Que o sistema carcerário norte-americano possui uma sanha punitivista especialmente voltada aos negros e aos pobres não chega a ser exatamente uma novidade - e documentários impactantes como o ótimo A 13ª Emenda (2016) comprovam este fato com dados. E, como se fosse um complemento da obra dirigida por Ava DuVernay, o hipnótico documentário Time (Time) é daqueles que mostram a predisposição do Estado não em reabilitar um "bandido" (e aqui eu me obrigo a colocar o termo entre aspas) e sim torná-lo um mero objeto que permanecerá sob seu controle, sistematicamente, até que um grupo de homens - provavelmente brancos - decidam arbitrariamente que este ou aquele sujeito está recuperado. Pronto pra se reintegrar à sociedade. E, posto tudo isso, eu pergunto a vocês, leitores do Picanha: qual seria o tempo adequado de prisão para um homem desesperado que praticou o crime de assalto à mão armada a um banco? Cinco anos? Dez? Trinta? Prisão Perpétua? Cadeira elétrica?
Aqui no Brasil é bem conhecida a história de Rafael Braga, um trabalhador negro que foi preso em 2013 pelo crime de portar consigo uma garrafa de Pinho Sol - em meio aos protestos que ocorriam naquele ano, o produto de limpeza foi confundido com um coquetel molotov. A pena? Onze anos de cadeia - uma solução ordinariamente maniqueísta, que apenas evidencia o racismo estrutural da justiça e da sociedade como um todo. Nos Estados Unidos, o crime aconteceu verdadeiramente e jamais é negado. Desesperados, com quatro filhos para criar à época, e com muitas dívidas relacionadas a loja que mantinham, o casal Sybil e Robert Richardson resolve assaltar um banco, na cidade de Shreveport, no Estado da Louisiana. Ambos acabam presos. Sybil consegue um acordo que lhe liberta três anos e meio depois. Já Robert é condenado a 60 anos de prisão, sem possibilidade de regressão da pena para liberdade condicional. Sessenta anos de prisão. Por um assalto. A um banco. Um pai de família. Desesperado.
E antes que a galera do "bandido bom é bandido morto" apareça por aqui pra reafirmar seu ódio, seu preconceito e sua intolerância, é importante frisar que o documentário soberbamente dirigido pela Garret Bradley jamais exime os seus protagonistas da culpa - e do trauma gerado na famílias, nos amigos e na sociedade em que vivem.
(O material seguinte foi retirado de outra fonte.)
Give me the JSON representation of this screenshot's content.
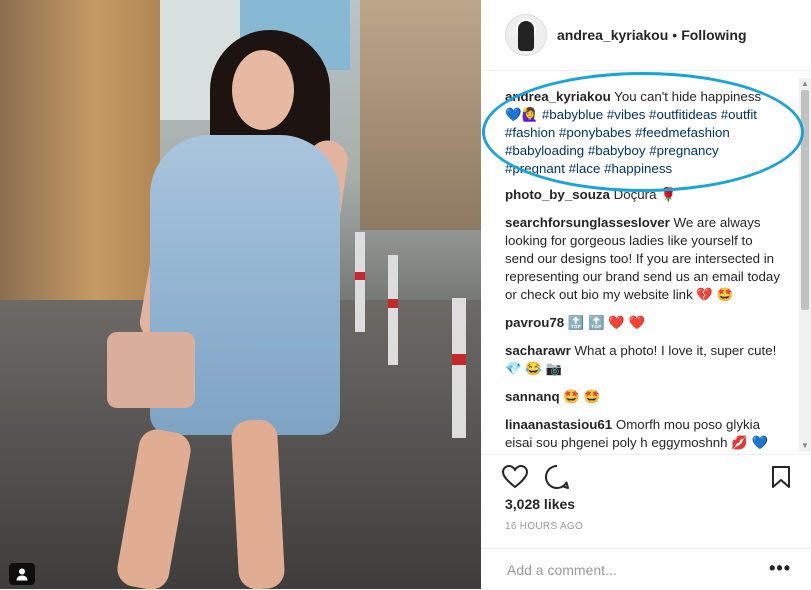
{
  "post": {
    "username": "andrea_kyriakou",
    "separator": "•",
    "follow_status": "Following",
    "likes": "3,028 likes",
    "time": "16 HOURS AGO",
    "add_comment_placeholder": "Add a comment...",
    "more_icon": "•••"
  },
  "caption": {
    "user": "andrea_kyriakou",
    "text": "You can't hide happiness",
    "emoji": "💙🙋‍♀️",
    "hashtags": [
      "#babyblue",
      "#vibes",
      "#outfitideas",
      "#outfit",
      "#fashion",
      "#ponybabes",
      "#feedmefashion",
      "#babyloading",
      "#babyboy",
      "#pregnancy",
      "#pregnant",
      "#lace",
      "#happiness"
    ]
  },
  "comments": [
    {
      "user": "photo_by_souza",
      "text": "Doçura 🌹"
    },
    {
      "user": "searchforsunglasseslover",
      "text": "We are always looking for gorgeous ladies like yourself to send our designs too! If you are intersected in representing our brand send us an email today or check out bio my website link 💔 🤩"
    },
    {
      "user": "pavrou78",
      "text": "🔝 🔝 ❤️ ❤️"
    },
    {
      "user": "sacharawr",
      "text": "What a photo! I love it, super cute! 💎 😂 📷"
    },
    {
      "user": "sannanq",
      "text": "🤩 🤩"
    },
    {
      "user": "linaanastasiou61",
      "text": "Omorfh mou poso glykia eisai sou phgenei poly h eggymoshnh 💋 💙 😍"
    }
  ],
  "icons": {
    "like": "heart-icon",
    "comment": "comment-icon",
    "save": "bookmark-icon",
    "photo_tag": "user-tag-icon"
  },
  "colors": {
    "highlight": "#1aa3d9",
    "hashtag": "#003569",
    "text": "#262626",
    "muted": "#999999"
  }
}
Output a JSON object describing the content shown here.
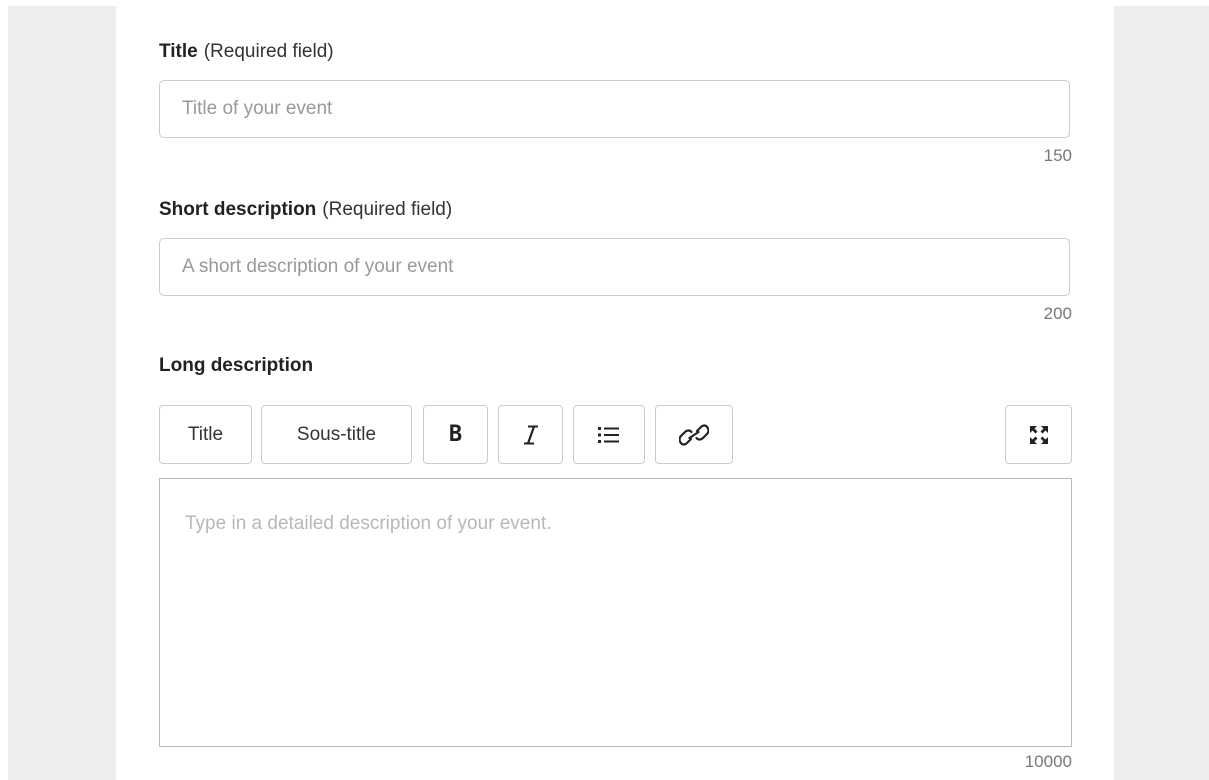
{
  "form": {
    "title_field": {
      "label": "Title",
      "note": "(Required field)",
      "placeholder": "Title of your event",
      "counter": "150"
    },
    "short_desc_field": {
      "label": "Short description",
      "note": "(Required field)",
      "placeholder": "A short description of your event",
      "counter": "200"
    },
    "long_desc_field": {
      "label": "Long description",
      "toolbar": {
        "title_label": "Title",
        "subtitle_label": "Sous-title",
        "bold_label": "B",
        "bold_icon": "bold-icon",
        "italic_icon": "italic-icon",
        "list_icon": "list-icon",
        "link_icon": "link-icon",
        "fullscreen_icon": "fullscreen-icon"
      },
      "placeholder": "Type in a detailed description of your event.",
      "counter": "10000"
    }
  }
}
Sim, houve um crime fruto do desespero - e eu nem vou colocar em discussão o fato de o casal se sentir completamente desassistido, o que lhes obriga a tentar medidas extremas -, mas o que está em debate aqui é o exagero ou, no mínimo, a discrepância de um sistema carcerário que exaure seus detentos, obrigando-lhe a percorrer um caminho ardoroso até ter de volta a liberdade. Ava DuVernay mostrava que, de alguma forma, a escravidão só mudou a sua tipologia. Garrett Bradley nos apresenta um "case" de sucesso.
E que case, senhoras e senhores! Com uma montagem belíssima e uma trilha sonora envolvente, permanente, inebriante, o documentário utiliza um vasto material de arquivo para mostrar como Sybil deu a volta por cima para criar todos os seis filhos - dois gerados durante a prisão de Robert -, se tornando uma empresária de sucesso e uma palestrante ainda melhor. Adotando Fox Rich como seu novo nome, a película gira em torno dessa resiliente protagonista, bem como de seus esforços para seguir a vida pessoal em frente - mesmo diante das indefinições sobre o futuro do marido (e as cenas em que ela aguarda pacientemente por retornos telefônicos de advogados, escritórios e outros entes jurídicos, são daquelas que geram revolta e ansiedade em igual medida). Favorita ao Oscar em sua categoria, a obra está disponível no serviço de streaming da Amazon Prime e nos faz pensar o tempo todo sobre passagem do tempo, escolhas, memória e como as nossas decisões determinam aquilo que seremos em nossas vidas. Um filmaço que vale cada um de seus apenas 80 minutos.